Yang Dimaksud Pengertian Asuransi
Asuransi yakni istilah yang dipakai untuk merujuk pada tindakan, sistem, atau bisnis dimana sumbangan finansial (atau ganti rugi secara fina...
https://tutorialcarapintar.blogspot.com/2019/02/yang-dimaksud-pengertian-asuransi.html
Asuransi yakni istilah yang dipakai untuk merujuk pada tindakan, sistem, atau bisnis dimana sumbangan finansial (atau ganti rugi secara finansial) untuk jiwa, properti, kesehatan dan lain sebagainya mendapatkan penggantian dari kejadian-kejadian yang tidak sanggup diduga yang sanggup terjadi ibarat kematian, kehilangan, kerusakan atau sakit, di mana melibatkan pembayaran premi secara teratur dalam jangka waktu tertentu sebagai ganti polis yang menjamin sumbangan tersebut.
Asuransi (insurance) sebagai diistilakan dengan ”pertanggungan”, adapun pengertiannya sanggup ditemukan dalam ketentuan pasal 1 Undang-Undang no 2 tahun 1992 perihal perjuangan perasuransian. Dalam UU didenifisikan bahwa ”asuransi atau pertanggungan yakni perjanjian antara dua pihak atau lebih, dengan mana pihak penanggung mengikatkan diri kepada tertanggung, dengan mendapatkan premi, untuk memperlihatkan penggantian kepada tertanggung alasannya kerugian, kerusakan atau kehilangan laba yang diharapkan, atau tanggung jawab aturan kepada pihak ketiga yang mungkin akan diderita tertanggung, yang timbul dari suatu kejadian yang tidak pasti, atau untuk memperlihatkan suatu pembayaran yang didasarkan atas meninggal atau hidupnya seseorang yang dipertanggungkan”.
Ketentuan pasal 1 angka (1) Undang-Undang no 2 tahun 1992 ini meliputi dua jenis asuransi, yaitu; asuransi kerugian (loss insurance) dan asuransi jumlah (sum insurance) yang meliputi asuransi jiwa dan asuransi sosial.

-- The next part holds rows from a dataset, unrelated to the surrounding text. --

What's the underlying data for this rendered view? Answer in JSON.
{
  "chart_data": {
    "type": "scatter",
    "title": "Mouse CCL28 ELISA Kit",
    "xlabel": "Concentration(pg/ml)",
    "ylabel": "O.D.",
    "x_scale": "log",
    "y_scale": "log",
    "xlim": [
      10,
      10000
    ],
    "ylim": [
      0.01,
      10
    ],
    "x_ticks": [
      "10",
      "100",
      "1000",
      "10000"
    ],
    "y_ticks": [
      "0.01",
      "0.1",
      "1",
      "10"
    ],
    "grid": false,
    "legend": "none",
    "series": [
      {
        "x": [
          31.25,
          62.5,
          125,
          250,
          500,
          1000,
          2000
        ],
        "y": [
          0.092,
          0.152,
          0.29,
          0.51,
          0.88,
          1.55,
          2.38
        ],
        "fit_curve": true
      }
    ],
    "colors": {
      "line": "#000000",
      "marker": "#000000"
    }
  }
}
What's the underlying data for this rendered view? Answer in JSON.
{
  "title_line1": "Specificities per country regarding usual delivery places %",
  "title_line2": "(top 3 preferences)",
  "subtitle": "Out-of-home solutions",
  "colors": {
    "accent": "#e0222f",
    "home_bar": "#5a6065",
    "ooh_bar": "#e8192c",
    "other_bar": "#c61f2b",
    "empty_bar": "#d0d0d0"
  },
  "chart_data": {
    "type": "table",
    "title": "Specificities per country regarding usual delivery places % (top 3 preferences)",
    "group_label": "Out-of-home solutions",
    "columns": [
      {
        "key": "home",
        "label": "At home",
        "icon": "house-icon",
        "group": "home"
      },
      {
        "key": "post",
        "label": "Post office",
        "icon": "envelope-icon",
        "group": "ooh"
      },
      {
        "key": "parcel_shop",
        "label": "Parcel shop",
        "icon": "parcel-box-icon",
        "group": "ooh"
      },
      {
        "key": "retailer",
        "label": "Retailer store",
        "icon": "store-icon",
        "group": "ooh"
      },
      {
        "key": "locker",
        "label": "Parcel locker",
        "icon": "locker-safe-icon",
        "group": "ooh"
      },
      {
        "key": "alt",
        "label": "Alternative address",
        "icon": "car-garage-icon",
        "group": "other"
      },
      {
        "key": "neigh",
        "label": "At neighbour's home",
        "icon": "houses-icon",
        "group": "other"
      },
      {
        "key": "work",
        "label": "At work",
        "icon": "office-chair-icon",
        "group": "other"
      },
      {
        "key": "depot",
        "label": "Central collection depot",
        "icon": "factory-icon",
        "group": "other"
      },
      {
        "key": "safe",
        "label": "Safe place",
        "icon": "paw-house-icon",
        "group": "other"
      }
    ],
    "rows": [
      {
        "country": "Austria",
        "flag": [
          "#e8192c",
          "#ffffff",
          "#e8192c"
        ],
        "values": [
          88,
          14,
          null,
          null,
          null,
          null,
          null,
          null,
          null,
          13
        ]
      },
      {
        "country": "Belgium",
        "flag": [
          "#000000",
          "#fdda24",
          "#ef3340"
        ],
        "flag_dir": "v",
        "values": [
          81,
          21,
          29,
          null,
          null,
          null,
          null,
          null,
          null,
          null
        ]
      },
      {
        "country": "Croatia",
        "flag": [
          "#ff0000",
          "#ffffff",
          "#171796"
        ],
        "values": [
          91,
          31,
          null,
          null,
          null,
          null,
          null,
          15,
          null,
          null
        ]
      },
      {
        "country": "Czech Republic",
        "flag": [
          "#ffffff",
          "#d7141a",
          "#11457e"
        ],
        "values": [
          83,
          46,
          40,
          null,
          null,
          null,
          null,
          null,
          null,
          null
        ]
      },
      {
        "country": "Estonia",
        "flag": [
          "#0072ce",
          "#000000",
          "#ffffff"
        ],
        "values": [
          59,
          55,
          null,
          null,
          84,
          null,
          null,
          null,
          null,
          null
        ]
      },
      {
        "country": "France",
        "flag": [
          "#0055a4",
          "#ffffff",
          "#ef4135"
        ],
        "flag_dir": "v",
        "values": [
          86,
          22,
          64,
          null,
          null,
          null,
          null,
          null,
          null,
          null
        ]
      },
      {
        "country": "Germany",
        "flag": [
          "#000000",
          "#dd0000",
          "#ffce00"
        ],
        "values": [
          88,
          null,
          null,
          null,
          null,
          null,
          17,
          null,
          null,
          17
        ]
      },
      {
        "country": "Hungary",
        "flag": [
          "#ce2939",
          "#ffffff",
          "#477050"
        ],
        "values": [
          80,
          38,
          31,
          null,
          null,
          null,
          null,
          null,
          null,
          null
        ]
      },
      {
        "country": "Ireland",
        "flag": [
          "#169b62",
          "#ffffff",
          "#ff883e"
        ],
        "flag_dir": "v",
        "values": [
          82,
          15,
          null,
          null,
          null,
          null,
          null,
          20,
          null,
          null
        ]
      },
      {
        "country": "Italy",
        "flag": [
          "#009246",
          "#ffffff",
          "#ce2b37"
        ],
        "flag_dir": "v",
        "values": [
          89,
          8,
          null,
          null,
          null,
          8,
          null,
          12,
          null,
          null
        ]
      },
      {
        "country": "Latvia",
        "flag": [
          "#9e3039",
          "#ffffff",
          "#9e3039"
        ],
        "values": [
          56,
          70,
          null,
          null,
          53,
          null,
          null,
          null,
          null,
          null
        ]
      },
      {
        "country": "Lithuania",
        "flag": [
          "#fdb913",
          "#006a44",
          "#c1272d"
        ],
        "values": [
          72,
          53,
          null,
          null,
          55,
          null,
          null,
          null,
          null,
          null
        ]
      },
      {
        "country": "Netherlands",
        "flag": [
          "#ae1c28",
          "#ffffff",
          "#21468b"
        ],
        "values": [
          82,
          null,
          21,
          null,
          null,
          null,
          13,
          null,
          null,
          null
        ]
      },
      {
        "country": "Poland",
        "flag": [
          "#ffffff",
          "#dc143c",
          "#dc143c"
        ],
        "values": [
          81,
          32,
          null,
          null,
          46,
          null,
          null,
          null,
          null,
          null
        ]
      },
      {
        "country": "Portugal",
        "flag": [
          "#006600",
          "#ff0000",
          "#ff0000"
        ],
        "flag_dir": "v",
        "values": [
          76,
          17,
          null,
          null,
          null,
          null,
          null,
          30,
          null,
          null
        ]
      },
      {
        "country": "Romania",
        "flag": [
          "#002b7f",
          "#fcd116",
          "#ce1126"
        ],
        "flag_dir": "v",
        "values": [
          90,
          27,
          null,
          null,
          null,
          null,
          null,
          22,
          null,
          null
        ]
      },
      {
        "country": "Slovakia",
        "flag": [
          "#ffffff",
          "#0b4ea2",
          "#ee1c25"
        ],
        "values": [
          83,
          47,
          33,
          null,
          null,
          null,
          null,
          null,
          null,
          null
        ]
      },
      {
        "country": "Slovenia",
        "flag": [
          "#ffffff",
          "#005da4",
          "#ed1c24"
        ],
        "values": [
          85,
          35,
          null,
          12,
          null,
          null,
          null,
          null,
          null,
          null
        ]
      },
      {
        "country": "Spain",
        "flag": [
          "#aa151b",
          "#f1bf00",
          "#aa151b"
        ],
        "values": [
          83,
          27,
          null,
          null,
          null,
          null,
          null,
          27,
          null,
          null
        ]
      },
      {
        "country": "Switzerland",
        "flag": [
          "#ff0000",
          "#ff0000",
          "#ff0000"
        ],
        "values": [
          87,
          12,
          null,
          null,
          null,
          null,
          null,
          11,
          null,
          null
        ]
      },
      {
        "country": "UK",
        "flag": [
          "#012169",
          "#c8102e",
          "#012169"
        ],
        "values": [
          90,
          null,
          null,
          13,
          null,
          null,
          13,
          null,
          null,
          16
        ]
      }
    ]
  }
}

Usaha asuransi didefinisikan dalam Undang-Undang No. 2 Tahun 1992 Pasal 2 karakter (a) perihal perjuangan perasuransian yaitu perjuangan jasa keuangan yang menghimpun dana masyarakat melalui pengumpulan premi asuransi memperlihatkan sumbangan kepada anggota masyarakat pemakai jasa asuransi terhadap kemungkinan timbulnya kerugian alasannya suatu kejadian yang tidak niscaya atau terhadap hidup atau matinya seseorang.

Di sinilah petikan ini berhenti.